Deutsche Lufthansa AG rose 2.2 percent, and Ryanair Holdings Plc climbed 3.4 percent after the discount airline said it will start a service for business travelers. Telecom Italia SpA advanced 3.2 percent after Oi SA said it is reviewing options for buying a stake in Tim Participacoes SA. Portugal Telecom SA, which is merging with Oi SA, gained 6.3 percent.
The MSCI gauge of stocks for developing nations climbed for a fourth day. Russia’s Micex Index added 0.3 percent while the ruble was little changed. Ukraine’s hryvnia lost 0.3 percent. Fighting in eastern Ukraine between government forces and pro-Russian rebels raged on after inconclusive talks between the Russian and Ukrainian presidents on ending the conflict.
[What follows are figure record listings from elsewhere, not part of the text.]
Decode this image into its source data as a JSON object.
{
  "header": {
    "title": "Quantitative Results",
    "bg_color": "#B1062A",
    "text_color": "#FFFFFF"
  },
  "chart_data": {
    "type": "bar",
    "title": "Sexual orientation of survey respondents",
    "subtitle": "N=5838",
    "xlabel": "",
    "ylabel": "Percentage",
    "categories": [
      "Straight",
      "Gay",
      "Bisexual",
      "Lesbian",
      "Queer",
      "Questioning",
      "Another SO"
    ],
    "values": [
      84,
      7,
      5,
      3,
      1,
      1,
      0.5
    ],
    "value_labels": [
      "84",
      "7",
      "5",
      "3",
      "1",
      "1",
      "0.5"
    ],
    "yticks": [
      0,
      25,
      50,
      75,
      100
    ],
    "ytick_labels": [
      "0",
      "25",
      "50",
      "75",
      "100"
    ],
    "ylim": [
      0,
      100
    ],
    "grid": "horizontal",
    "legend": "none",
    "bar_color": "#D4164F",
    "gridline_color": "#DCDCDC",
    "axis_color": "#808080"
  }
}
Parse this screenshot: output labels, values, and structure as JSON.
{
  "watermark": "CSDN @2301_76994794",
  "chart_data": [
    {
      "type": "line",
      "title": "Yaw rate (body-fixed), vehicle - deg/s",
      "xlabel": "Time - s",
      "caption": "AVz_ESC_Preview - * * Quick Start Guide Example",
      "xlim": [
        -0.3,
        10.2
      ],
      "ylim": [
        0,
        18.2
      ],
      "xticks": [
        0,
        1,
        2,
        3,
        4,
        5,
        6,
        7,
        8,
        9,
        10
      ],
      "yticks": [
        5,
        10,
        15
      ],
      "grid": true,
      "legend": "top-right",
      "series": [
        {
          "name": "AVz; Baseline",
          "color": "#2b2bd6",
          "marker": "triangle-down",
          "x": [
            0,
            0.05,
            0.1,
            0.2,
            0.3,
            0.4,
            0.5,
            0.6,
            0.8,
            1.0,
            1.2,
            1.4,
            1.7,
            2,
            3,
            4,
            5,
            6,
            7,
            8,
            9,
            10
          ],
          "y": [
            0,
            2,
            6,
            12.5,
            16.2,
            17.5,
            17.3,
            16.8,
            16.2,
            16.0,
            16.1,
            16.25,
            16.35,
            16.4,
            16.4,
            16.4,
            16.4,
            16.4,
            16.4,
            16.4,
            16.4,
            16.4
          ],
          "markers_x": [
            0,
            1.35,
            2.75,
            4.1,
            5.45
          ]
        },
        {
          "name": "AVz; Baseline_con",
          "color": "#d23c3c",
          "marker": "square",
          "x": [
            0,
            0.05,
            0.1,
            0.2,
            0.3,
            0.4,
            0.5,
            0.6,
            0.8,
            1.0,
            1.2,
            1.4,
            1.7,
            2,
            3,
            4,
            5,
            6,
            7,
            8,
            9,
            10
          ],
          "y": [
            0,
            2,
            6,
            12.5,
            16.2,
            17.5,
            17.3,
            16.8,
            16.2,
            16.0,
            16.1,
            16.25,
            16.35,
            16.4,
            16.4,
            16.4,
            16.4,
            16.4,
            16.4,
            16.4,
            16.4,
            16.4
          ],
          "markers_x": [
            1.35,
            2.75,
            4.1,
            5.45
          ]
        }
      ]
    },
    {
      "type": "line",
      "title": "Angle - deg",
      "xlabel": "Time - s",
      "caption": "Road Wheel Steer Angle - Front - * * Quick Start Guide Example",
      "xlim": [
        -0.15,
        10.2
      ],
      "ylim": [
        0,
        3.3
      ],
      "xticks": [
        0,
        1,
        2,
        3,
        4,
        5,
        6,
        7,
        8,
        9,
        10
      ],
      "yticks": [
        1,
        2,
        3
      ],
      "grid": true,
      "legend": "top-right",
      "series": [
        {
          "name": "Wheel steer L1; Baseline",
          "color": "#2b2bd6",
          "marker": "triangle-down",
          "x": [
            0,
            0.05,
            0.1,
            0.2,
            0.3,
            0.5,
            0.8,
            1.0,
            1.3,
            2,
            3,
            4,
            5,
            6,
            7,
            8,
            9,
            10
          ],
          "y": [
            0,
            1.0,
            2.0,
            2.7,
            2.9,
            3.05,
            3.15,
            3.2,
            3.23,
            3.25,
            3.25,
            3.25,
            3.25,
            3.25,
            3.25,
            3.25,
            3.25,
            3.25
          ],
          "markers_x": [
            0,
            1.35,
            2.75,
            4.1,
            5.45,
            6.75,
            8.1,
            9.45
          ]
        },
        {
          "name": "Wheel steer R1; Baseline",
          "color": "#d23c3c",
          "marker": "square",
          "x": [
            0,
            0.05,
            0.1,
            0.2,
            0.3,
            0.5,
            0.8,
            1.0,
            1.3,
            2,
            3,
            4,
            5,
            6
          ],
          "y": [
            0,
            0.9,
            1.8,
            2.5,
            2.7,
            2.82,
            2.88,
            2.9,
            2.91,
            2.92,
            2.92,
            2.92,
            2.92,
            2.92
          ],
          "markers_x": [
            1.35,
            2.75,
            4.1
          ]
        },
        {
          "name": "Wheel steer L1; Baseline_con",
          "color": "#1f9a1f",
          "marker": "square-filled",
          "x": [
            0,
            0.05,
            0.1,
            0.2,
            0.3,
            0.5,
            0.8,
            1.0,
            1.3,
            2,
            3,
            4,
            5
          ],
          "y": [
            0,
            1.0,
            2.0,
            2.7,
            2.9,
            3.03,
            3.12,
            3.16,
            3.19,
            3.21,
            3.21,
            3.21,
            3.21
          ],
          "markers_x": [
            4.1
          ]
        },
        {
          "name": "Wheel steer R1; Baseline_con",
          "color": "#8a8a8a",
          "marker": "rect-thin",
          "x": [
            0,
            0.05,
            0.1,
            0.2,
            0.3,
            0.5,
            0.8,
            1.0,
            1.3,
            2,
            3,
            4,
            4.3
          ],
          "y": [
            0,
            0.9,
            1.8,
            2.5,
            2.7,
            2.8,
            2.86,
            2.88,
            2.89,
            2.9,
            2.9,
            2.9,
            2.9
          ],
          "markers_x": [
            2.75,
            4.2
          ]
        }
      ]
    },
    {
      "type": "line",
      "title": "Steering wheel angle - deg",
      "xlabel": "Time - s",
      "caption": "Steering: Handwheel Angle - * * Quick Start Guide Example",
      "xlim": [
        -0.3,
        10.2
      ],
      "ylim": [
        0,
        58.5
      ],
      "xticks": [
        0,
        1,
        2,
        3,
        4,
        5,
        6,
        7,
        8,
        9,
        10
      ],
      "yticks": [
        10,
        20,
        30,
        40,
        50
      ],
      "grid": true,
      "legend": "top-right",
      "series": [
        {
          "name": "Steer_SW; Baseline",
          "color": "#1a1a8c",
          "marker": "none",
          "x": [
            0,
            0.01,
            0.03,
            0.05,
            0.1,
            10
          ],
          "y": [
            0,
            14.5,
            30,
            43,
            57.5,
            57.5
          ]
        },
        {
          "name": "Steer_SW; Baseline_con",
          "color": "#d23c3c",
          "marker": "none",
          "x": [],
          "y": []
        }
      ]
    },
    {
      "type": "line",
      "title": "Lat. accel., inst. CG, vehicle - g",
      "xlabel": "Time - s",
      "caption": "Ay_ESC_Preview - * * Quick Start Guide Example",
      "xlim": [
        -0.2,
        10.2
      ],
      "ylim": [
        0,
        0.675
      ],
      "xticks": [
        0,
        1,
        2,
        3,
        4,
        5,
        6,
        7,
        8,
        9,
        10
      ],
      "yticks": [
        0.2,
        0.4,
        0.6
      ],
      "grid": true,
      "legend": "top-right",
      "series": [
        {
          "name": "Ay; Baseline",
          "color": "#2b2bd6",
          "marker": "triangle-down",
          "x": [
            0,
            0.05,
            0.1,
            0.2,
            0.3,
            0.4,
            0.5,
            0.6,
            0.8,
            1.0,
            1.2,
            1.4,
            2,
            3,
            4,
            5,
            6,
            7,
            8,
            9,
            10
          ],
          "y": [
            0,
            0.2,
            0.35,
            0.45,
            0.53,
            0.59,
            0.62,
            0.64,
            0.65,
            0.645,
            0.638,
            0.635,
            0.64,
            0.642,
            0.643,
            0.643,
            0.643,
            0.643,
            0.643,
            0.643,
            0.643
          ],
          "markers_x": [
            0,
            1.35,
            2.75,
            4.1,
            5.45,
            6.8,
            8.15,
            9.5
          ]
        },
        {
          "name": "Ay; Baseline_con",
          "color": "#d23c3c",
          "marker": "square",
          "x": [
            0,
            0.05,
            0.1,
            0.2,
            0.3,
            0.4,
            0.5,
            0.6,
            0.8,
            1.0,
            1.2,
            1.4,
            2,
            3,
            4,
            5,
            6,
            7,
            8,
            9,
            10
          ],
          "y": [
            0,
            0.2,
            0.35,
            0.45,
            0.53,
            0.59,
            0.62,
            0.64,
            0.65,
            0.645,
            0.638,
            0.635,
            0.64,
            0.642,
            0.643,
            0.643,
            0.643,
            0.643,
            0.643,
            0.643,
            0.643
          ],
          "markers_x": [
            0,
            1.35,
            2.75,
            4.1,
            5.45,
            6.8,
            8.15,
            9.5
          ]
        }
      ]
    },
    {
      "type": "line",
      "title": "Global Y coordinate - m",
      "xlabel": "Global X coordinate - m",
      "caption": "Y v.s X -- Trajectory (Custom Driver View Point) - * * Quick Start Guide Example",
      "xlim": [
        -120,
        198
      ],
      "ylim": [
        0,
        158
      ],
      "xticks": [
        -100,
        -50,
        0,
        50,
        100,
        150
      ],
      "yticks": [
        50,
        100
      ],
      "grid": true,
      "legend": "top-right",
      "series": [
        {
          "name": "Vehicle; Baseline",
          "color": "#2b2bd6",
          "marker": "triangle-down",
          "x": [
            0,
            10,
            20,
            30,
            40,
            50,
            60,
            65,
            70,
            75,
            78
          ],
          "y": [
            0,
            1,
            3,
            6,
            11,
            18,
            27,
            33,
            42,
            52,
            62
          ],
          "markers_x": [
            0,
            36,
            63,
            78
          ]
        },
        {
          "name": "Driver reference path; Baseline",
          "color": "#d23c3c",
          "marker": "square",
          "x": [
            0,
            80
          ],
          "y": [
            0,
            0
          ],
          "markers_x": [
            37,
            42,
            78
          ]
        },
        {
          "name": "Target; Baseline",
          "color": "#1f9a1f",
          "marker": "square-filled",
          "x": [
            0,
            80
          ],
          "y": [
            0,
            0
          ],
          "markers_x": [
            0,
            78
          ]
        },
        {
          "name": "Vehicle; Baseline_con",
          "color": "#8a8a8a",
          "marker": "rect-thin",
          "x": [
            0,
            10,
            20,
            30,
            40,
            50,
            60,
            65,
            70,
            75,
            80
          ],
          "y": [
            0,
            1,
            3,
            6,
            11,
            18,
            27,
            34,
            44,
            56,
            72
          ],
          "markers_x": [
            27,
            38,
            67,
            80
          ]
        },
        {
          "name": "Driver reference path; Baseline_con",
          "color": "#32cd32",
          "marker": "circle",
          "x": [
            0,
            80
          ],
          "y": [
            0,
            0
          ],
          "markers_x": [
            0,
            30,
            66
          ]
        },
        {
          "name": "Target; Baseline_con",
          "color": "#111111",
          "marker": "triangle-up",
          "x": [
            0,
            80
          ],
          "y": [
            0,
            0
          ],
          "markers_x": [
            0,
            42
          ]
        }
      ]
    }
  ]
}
“Russia, for its part, will do everything for this peace process,” President Vladimir Putin said after talks with his Ukrainian counterpart, Petro Poroshenko, in Minsk, Belarus. Poroshenko said on Twitter that Russia, Belarus and Kazakhstan backed a Ukrainian peace strategy to stem fighting between the army and pro-Russian insurgents.
The U.S. currency fell 0.2 percent to $1.3196 per euro after touching $1.3153, the strongest level since Sept. 6. The dollar declined 0.2 percent to 103.90 yen.
Gasoline futures fell 0.6 percent as a government report showed U.S. output rose before the Labor Day holiday. West Texas Intermediate oil was little changed, erasing an earlier gain, after a report indicated U.S. crude stockpiles dropped less than expected.
Gold fell 0.1 percent at $1,283.40 an ounce.